The Ames case created an attack on the CIA that was unprecedented in its intensity. It came from the right and it came from the left and i
t came from the dwindling center of American politics. Anger mixed with ridicule—a deadly brew—flowed from the White House and Congress. There was a strong sense that the Ames case was not an isolated aberration but evidence of a structural dry rot. Lieutenant General Bill Odom, who had run the National Security Agency under President Reagan, said the solution was radical surgery.
“I would disembowel the CIA,” he said. “It’s contaminated. And if you take halfhearted measures it will remain contaminated.”

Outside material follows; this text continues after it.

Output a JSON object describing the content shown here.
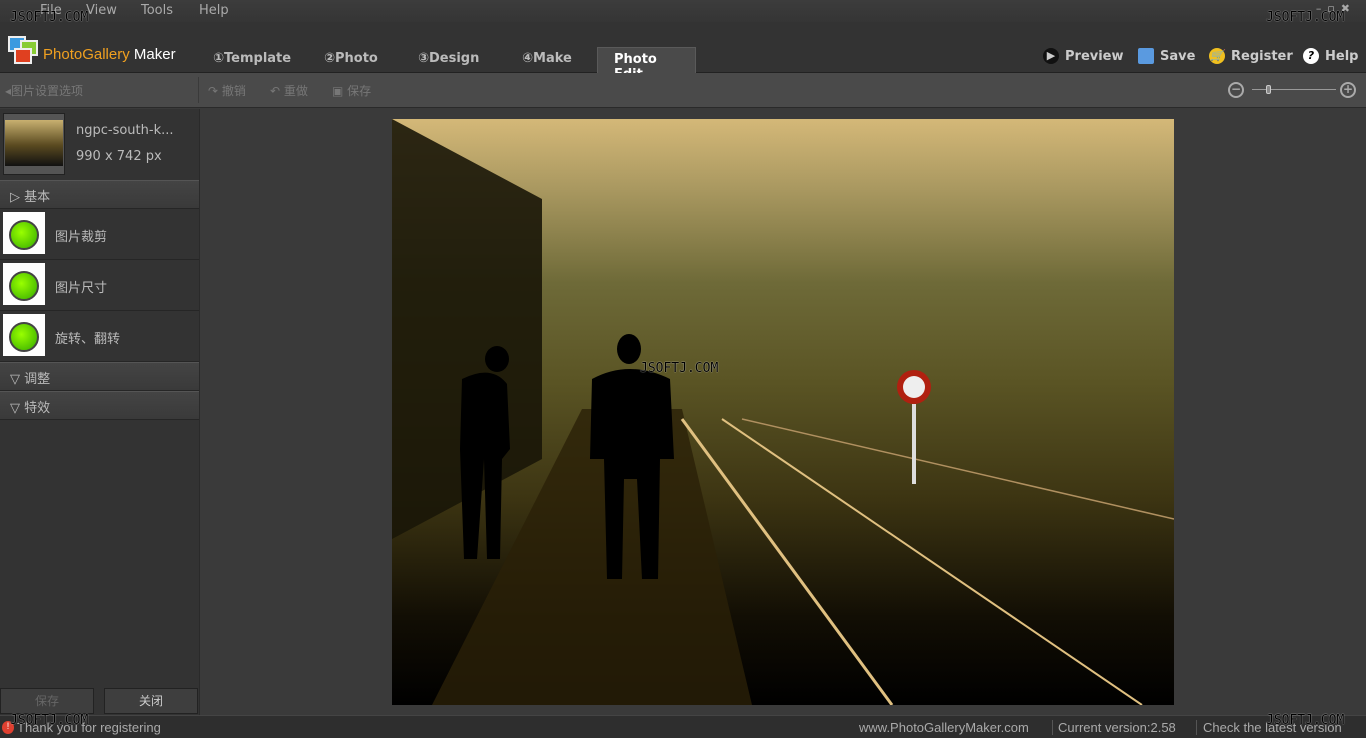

Striving to defend the agency from without and within, Woolsey promised the American people that they had a right to ask where the CIA was headed. But he had lost his ability to chart that course. So on September 30, 1994, Congress created a commission on the future of the CIA and gave it the power to blaze a new path for the agency in the twenty-first century. The Ames case had created a once-in-a-generation chance for change.
“The place just needs a total overhaul,” said Senator Arlen Specter of Pennsylvania, a Republican who had served six years on the Senate intelligence committee.
What was needed was a push from the president of the United States, which never came. It took three months to select the seventeen members of the commission, four months to draft an agenda, and five months before the panel held its first formal meeting. The commission was dominated by members of Congress, notably Representative Porter J. Goss of Florida, a conservative Florida Republican. Goss had spent an undistinguished stint with the clandestine service in the 1960s, but he was the only member of Congress who could claim hands-on experience at the agency. The commission’s most distinguished outsider was Paul Wolfowitz, who came to the table thinking that the CIA’s ability to gather intelligence through espionage had collapsed, and who would be among the most influential members of the next president’s inner circle.